In 4 (33%) patients the pleural effusion still recurred after discharge due to end-stage cirrhosis with massive ascites.
We conclude that the repair of the diaphragmatic defect and pleurodesis through VATS could be an alternative of transjugular intrahepatic portal systemic shunt (TIPS) or a bridge to liver transplantation for patients with refractory hepatic hydrothorax. Pleurodesis with electrocauterization can be an alternative therapy if talc is unavailable.”
“Background: The beta-lactam antibiotic and glutamate transporter subtype 1 (GLT-1)
activator ceftriaxone prevents relapse to cocaine-seeking and inhibits morphine-induced physical dependence and tolerance in rats, but its efficacy against amphetamine-induced β-Nicotinamide behaviors is unknown.
Methods: Here, we tested the hypothesis that ceftriaxone (200 mg/kg, i.p.) GSK690693 chemical structure inhibits hyperactivity produced by acute amphetamine administration (2 mg/kg, i.p.) and sensitization of hyperactivity induced by repeated amphetamine exposure (2 mg/kg, i.p.).
For acute experiments, rats treated with ceftriaxone for 5 days were injected with amphetamine or saline on day 6.
Results: Amphetamine elicited less ambulatory and stereotypical activity in ceftriaxone-treated rats than in ceftriaxone-naive rats. For chronic experiments, rats injected with ceftriaxone or saline for 8 days were also injected with amphetamine or saline on days 6-8 and then challenged with amphetamine 5 days later. Amphetamine produced greater ambulatory and stereotypical activity Selleck LY2157299 in amphetamine-pretreated rats than in rats previously naive to amphetamine. Amphetamine challenge produced less ambulatory and stereotypical activity in rats pretreated with a combination of ceftriaxone (200 mg/kg) and amphetamine than in rats pretreated with only amphetamine.
Conclusion:
The present demonstration that ceftriaxone attenuates amphetamine-induced hyperactivity and behavioral sensitization suggests its documented efficacy against adverse cocaine and morphine effects extends to amphetamine. (C) 2011 Elsevier Ireland Ltd. All rights reserved.”

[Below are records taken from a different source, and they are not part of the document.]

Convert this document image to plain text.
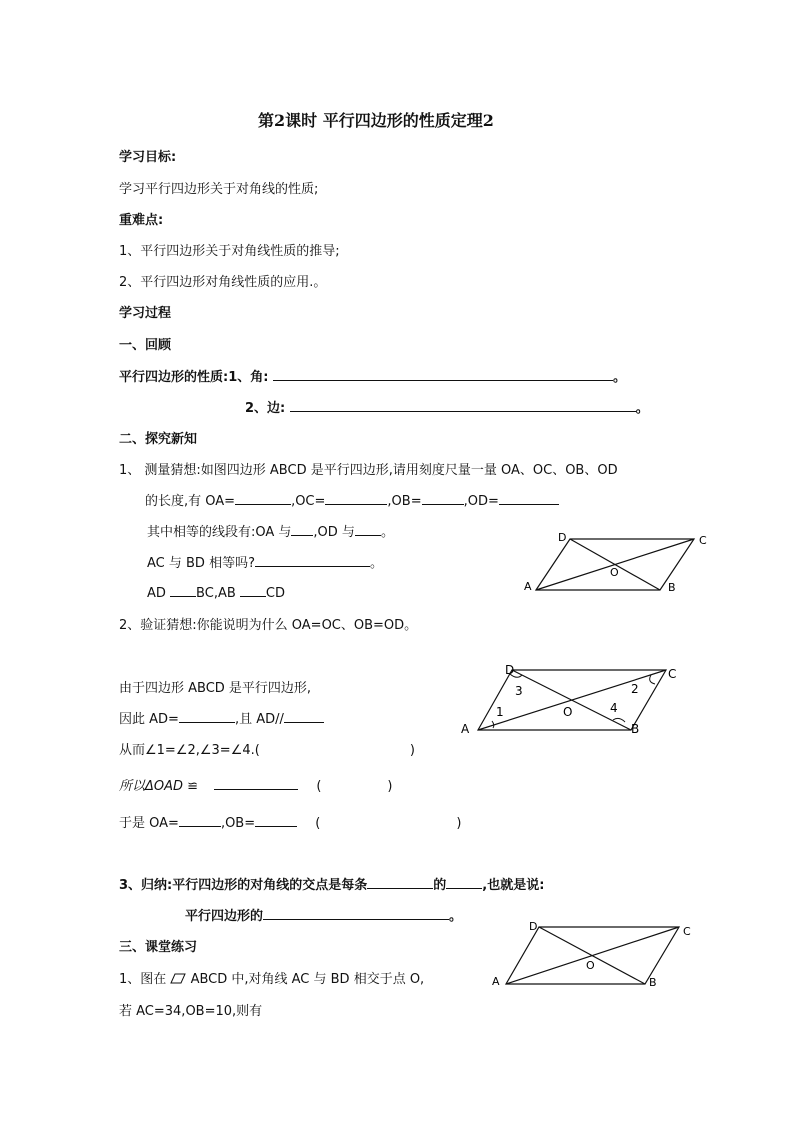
第2课时 平行四边形的性质定理2
学习目标:
学习平行四边形关于对角线的性质;
重难点:
1、平行四边形关于对角线性质的推导;
2、平行四边形对角线性质的应用.。
学习过程
一、回顾
平行四边形的性质:1、角:	。
2、边:	。
二、探究新知
1、 测量猜想:如图四边形 ABCD 是平行四边形,请用刻度尺量一量 OA、OC、OB、OD
的长度,有 OA=	,OC=	,OB=	,OD=
其中相等的线段有:OA 与 ,OD 与 。
AC 与 BD 相等吗?	。
AD BC,AB CD	A	B
C
D
O
2、验证猜想:你能说明为什么 OA=OC、OB=OD。
由于四边形 ABCD 是平行四边形,
因此 AD=	,且 AD//
从而∠1=∠2,∠3=∠4.(	)
所以ΔOAD ≌	(	)
于是 OA=	,OB=	(	)
A	B
C
D
O
1
2
3
4
3、归纳:平行四边形的对角线的交点是每条	的	,也就是说:
平行四边形的	。
三、课堂练习
1、图在 ABCD 中,对角线 AC 与 BD 相交于点 O,
若 AC=34,OB=10,则有
A	B
C
D
O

“Poly(acrylic acid) (PAA) was used as an additive to fabricate blended polysulfone (PSF) ultrafiltration (UF) membranes. Hexanediamine was used as a crosslinking agent to react with PAA and formed an active surface with amine group. Then, an end carboxyl group methoxy polyethylene glycol (MPEG) was grafted on the membrane surface via an amidation reaction. Water contact angle measurement indicated that the surface hydrophilicity of PSF/PAA-blended membranes and MPEG-modified membranes remarkably increased. Attenuated total reflectance Fourier transform infrared spectroscopy (ATR/FTIR) was used to confirm the existence of PAA in the blended membranes and the change of chemical composition. Membrane surface and cross-sectional morphologies were observed by scanning electron microscope.